6. The combination of:

an electric power transformer having a closed volume reservoir substantially filled with dielectric oil;

first oil temperature monitoring means for measuring the temperature of dielectric oil within said closed volume reservoir and generating first signals corresponding thereto;

an electric power switchgear means having a switchgear reservoir for dielectric oil;

an oil filter assembly external of said switchgear reservoir;

a dielectric oil circulation system comprising pump means and conduits external of said switchgear reservoir for circulating oil from said switchgear reservoir through said oil filter assembly and back to said switchgear reservoir;

second oil temperature monitoring means comprising sensor means disposed within said conduits external of said switchgear reservoir for sensing the temperature of oil circulating through said circulation system and generating second signals corresponding thereto; and,

control means responsive to a differential value between said first and second signals exceeding a set-point for emitting an alarm response to such a differential value.
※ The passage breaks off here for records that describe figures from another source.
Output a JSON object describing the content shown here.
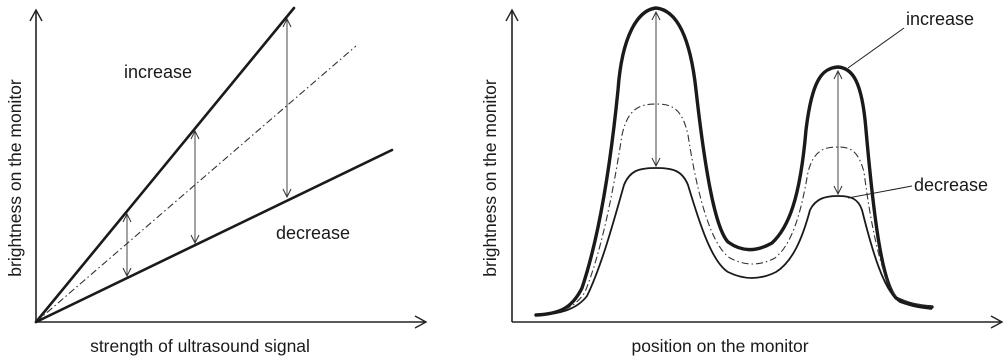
{
  "left_panel": {
    "label_increase": "increase",
    "label_decrease": "decrease",
    "x_axis_label": "strength of ultrasound signal",
    "y_axis_label": "brightness on the monitor"
  },
  "right_panel": {
    "label_increase": "increase",
    "label_decrease": "decrease",
    "x_axis_label": "position on the monitor",
    "y_axis_label": "brightness on the monitor"
  }
}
7. The combination as described by claim 6 wherein said oil circulation system comprises a first conduit external of said reservoir for channeling dielectric oil from said reservoir to said pump means, a second conduit external of said reservoir for channeling dielectric oil from said pump means to said oil filter assembly and a third conduit external of said reservoir for channeling dielectric oil from said oil filter assembly to said reservoir, said sensor means being disposed within an oil flow channel respective to said first conduit.

8. The combination as described by claim 6 wherein said control means disconnects said transformer from said electric load when said differential value exceeds said set-point value.